D -Vaginal bleeding is a symptom of endometrial cancer and should be followed up first when a patient is taking tamoxifen. Tamoxifen, a hormonal treatment for breast cancer, is classified as a selective estrogen receptor modulator (SERM). This medication causes receptor blockade in some tissues and receptor activation in others. Tamoxifen acts as an estrogen agonist at receptors in the uterus, causing proliferation of endometrial tissue that can lead to endometrial cancer. Pedal edema as a result of fluid retention, sleep disruption, and hot flushes are other adverse effects of tamoxifen's antiestrogen effects; however, they are not as important for follow-up as vaginal bleeding.
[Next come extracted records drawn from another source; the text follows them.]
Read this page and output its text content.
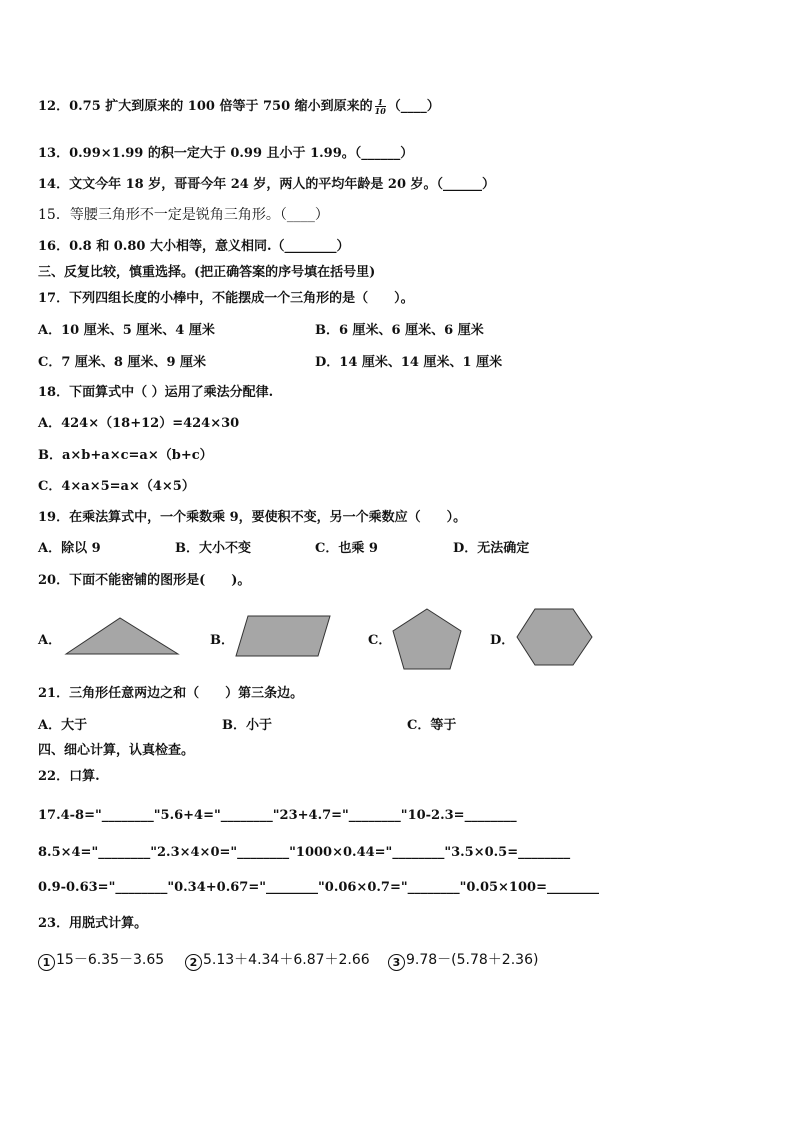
12．0.75 扩大到原来的 100 倍等于 750 缩小到原来的 $\frac{1}{10}$ （____）
13．0.99×1.99 的积一定大于 0.99 且小于 1.99。（______）
14．文文今年 18 岁，哥哥今年 24 岁，两人的平均年龄是 20 岁。（______）
15．等腰三角形不一定是锐角三角形。（____）
16．0.8 和 0.80 大小相等，意义相同.（________）
三、反复比较，慎重选择。(把正确答案的序号填在括号里)
17．下列四组长度的小棒中，不能摆成一个三角形的是（　　）。
A．10 厘米、5 厘米、4 厘米	B．6 厘米、6 厘米、6 厘米
C．7 厘米、8 厘米、9 厘米	D．14 厘米、14 厘米、1 厘米
18．下面算式中（ ）运用了乘法分配律.
A．424×（18+12）=424×30
B．a×b+a×c=a×（b+c）
C．4×a×5=a×（4×5）
19．在乘法算式中，一个乘数乘 9，要使积不变，另一个乘数应（　　）。
A．除以 9	B．大小不变	C．也乘 9	D．无法确定
20．下面不能密铺的图形是(　　)。
A．	B．	C．	D．
21．三角形任意两边之和（　　）第三条边。
A．大于	B．小于	C．等于
四、细心计算，认真检查。
22．口算.
17.4-8="________"5.6+4="________"23+4.7="________"10-2.3=________
8.5×4="________"2.3×4×0="________"1000×0.44="________"3.5×0.5=________
0.9-0.63="________"0.34+0.67="________"0.06×0.7="________"0.05×100=________
23．用脱式计算。
1 15－6.35－3.65	2 5.13＋4.34＋6.87＋2.66	3 9.78－(5.78＋2.36)
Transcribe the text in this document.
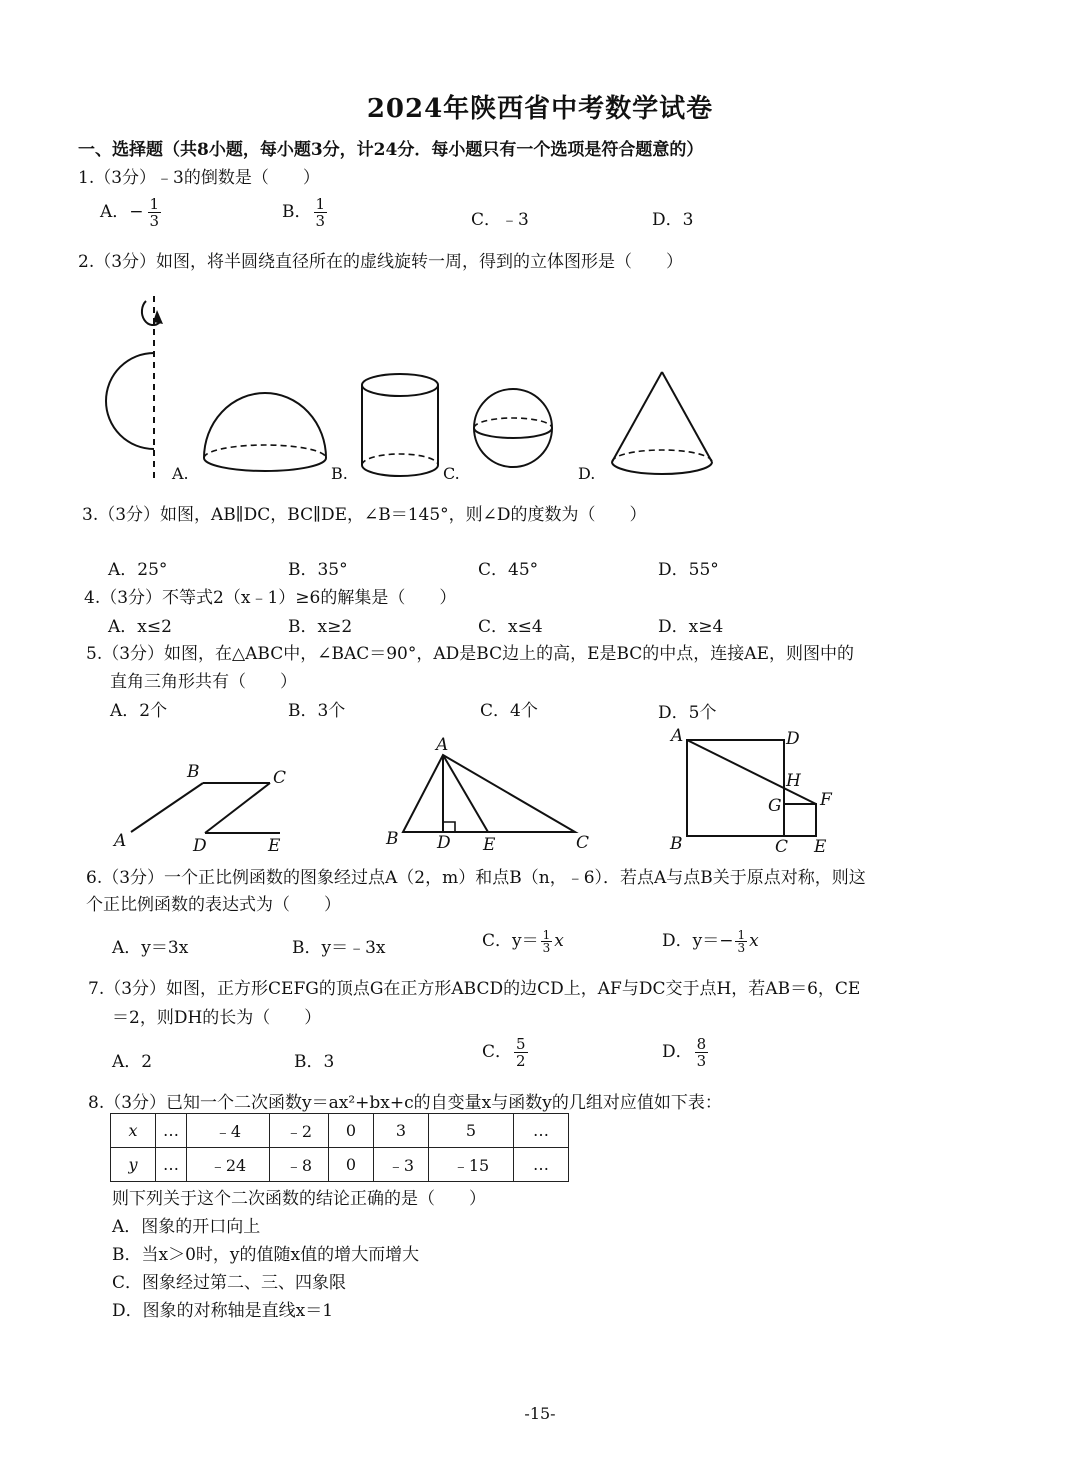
2024年陕西省中考数学试卷
一、选择题（共8小题，每小题3分，计24分．每小题只有一个选项是符合题意的）
1.（3分）﹣3的倒数是（　　）
A．− $\frac{1}{3}$	B． $\frac{1}{3}$	C．﹣3	D．3
2.（3分）如图，将半圆绕直径所在的虚线旋转一周，得到的立体图形是（　　）
A.	B.	C.	D.
3.（3分）如图，AB∥DC，BC∥DE，∠B＝145°，则∠D的度数为（　　）
A．25°	B．35°	C．45°	D．55°
4.（3分）不等式2（x﹣1）≥6的解集是（　　）
A．x≤2	B．x≥2	C．x≤4	D．x≥4
5.（3分）如图，在△ABC中，∠BAC＝90°，AD是BC边上的高，E是BC的中点，连接AE，则图中的
直角三角形共有（　　）
A．2个	B．3个	C．4个	D．5个
A
B	C
D	E
A
B	C
D E
A
B	C
D
E
F
G
H
6.（3分）一个正比例函数的图象经过点A（2，m）和点B（n，﹣6）．若点A与点B关于原点对称，则这
个正比例函数的表达式为（　　）
A．y＝3x	B．y＝﹣3x	C．$y= \frac{1}{3}$ x	D．$y=- \frac{1}{3}$ x
7.（3分）如图，正方形CEFG的顶点G在正方形ABCD的边CD上，AF与DC交于点H，若AB＝6，CE
＝2，则DH的长为（　　）
A．2	B．3	C． $\frac{5}{2}$	D． $\frac{8}{3}$
8.（3分）已知一个二次函数y＝ax²+bx+c的自变量x与函数y的几组对应值如下表：
x	…	﹣4	﹣2	0	3	5	…
y	…	﹣24	﹣8	0	﹣3	﹣15	…
则下列关于这个二次函数的结论正确的是（　　）
A．图象的开口向上
B．当x＞0时，y的值随x值的增大而增大
C．图象经过第二、三、四象限
D．图象的对称轴是直线x＝1
-15-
A nurse is teaching a patient who is scheduled to start taking itraconazole [Sporanox]. Which statement by the patient would indicate understanding of the teaching? A. "I'll take diphenhydramine [Benadryl] before this medication so I don't have a reaction." B. "It's important to remember to wear sunscreen while taking this medicine." C. "I'll avoid citrus foods, such as oranges and grapefruits, while taking this medication." D. "If I notice my skin turning yellow or feel any nausea, I'll notify my healthcare provider."

D Itraconazole may cause liver injury, and although a causal link has not been identified, patients need to be informed about symptoms to report. These include jaundice, nausea, and right upper abdominal pain. It is not necessary to take diphenhydramine, wear sunscreen, or avoid citrus products while taking itraconazole

A patient is receiving amphotericin B. The nurse identifies which medication as useful in preventing adverse effects of amphotericin B? A. Furosemide [Lasix] B. Insulin C. Vitamin K D. Potassium

D Renal injury from amphotericin B may cause severe hypokalemia. Serum potassium levels should be monitored more frequently and potassium supplements given to correct low plasma levels. Furosemide, insulin, and vitamin K do not prevent any adverse effects of amphotericin B.

A patient is diagnosed with a Candida infection in the mouth. The nurse anticipates that the patient will be treated with A. metronidazole B. amphotericin B C. isoniazid D. nystatin

D. nystatin is the oral suspension used to treat candida (yeast) for the mouth and other places...it is available in topical formulations also.